International Journal of Mathematics and Mathematical Sciences
Volume 18 (1995), Issue 2, Pages 371-382
Acoustic-gravity waves in a viscous and thermally conducting isothermal atmosphere
Department of Mathematics and Computer Science, Adelphi University, Garden City 11530, NY, USA
Received 14 April 1993; Revised 24 May 1993
Copyright © 1995 H. Y. Alkahby. This is an open access article distributed under the Creative Commons Attribution License, which permits unrestricted use, distribution, and reproduction in any medium, provided the original work is properly cited.
In this paper we will investigate the effect of Newtonian cooling on the propagation
of acoustic-gravity waves in a viscous and thermally conducting isothermal atmosphere for large
Prandtl number and for an arbitrary values of Newtonian cooling coefficient. This problem leads
to a singular perturbation problem which is solved by matching inner and outer approximations.
It is shown that the viscosity creates an absorbing and reflecting layer. Below it the oscillatory
process is adiabatic, for small Newtonian cooling coefficient, and above it the solution will decay
to constant before it is influenced by the effect of the thermal conductivity.

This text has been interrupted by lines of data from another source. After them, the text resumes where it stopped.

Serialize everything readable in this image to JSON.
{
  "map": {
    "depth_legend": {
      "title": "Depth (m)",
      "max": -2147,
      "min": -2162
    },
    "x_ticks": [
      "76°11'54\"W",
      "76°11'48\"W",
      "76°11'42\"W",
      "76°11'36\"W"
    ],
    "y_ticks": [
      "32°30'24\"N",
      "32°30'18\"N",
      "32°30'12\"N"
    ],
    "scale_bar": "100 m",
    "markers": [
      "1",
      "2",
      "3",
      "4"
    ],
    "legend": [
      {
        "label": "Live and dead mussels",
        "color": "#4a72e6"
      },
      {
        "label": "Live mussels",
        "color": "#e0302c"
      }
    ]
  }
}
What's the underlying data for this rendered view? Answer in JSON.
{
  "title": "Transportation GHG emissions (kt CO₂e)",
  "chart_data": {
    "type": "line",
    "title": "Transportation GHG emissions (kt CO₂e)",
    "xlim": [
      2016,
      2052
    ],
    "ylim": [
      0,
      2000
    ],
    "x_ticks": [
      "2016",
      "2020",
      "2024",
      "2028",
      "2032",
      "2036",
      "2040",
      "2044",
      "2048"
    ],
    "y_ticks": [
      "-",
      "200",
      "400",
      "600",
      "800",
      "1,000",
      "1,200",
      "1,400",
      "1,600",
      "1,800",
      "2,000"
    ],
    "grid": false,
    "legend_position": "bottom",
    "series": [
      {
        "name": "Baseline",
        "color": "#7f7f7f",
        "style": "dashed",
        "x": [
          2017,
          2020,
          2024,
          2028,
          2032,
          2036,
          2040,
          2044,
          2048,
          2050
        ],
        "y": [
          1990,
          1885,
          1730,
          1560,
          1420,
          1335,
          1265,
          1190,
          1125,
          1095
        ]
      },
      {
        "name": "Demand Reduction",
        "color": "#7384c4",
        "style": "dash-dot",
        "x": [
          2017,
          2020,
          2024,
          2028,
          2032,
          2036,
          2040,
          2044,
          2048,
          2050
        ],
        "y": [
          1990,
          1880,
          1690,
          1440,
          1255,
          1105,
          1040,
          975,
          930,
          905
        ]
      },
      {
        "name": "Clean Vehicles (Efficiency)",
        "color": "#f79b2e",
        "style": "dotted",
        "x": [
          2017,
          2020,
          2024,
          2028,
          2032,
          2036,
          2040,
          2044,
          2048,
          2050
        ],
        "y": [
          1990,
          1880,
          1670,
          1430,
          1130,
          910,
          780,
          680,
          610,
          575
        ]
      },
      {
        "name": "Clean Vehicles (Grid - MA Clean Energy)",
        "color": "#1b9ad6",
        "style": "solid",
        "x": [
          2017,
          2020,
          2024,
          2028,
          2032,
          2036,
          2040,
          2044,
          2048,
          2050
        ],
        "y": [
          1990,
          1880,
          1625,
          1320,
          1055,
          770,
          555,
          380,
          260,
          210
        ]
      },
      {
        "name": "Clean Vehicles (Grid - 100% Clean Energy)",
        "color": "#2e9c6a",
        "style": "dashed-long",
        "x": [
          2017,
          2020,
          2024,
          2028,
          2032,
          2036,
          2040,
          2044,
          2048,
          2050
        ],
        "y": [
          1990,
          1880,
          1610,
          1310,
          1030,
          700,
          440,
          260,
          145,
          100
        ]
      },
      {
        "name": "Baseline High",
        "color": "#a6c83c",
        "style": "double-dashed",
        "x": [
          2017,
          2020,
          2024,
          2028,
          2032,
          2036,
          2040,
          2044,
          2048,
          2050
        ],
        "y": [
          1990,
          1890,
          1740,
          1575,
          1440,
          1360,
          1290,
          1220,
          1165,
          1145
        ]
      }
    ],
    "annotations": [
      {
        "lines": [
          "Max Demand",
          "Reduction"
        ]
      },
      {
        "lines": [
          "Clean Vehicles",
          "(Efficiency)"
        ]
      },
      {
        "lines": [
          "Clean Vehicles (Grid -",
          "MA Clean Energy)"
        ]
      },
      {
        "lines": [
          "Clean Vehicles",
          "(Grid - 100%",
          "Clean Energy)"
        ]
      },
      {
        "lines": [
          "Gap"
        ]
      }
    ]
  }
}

Newtonian cooling is
a volume effect and influences mainly the lower adiabatic region, in which it causes attenuation in
the amplitude of the wave. Finally it is shown that when Newtonian cooling coefficient goes to
infinity it acts directly to eliminate the temperature perturbation associated with the wave and the
attenuation factor in the amplitude of the wave. Accordingly the wavelength changes to the one
consistent with the Newtonian sound speed. The reflection coefficient and the attenuation factor of
the amplitude of the wave are derived for all values of Newtonian cooling coefficient.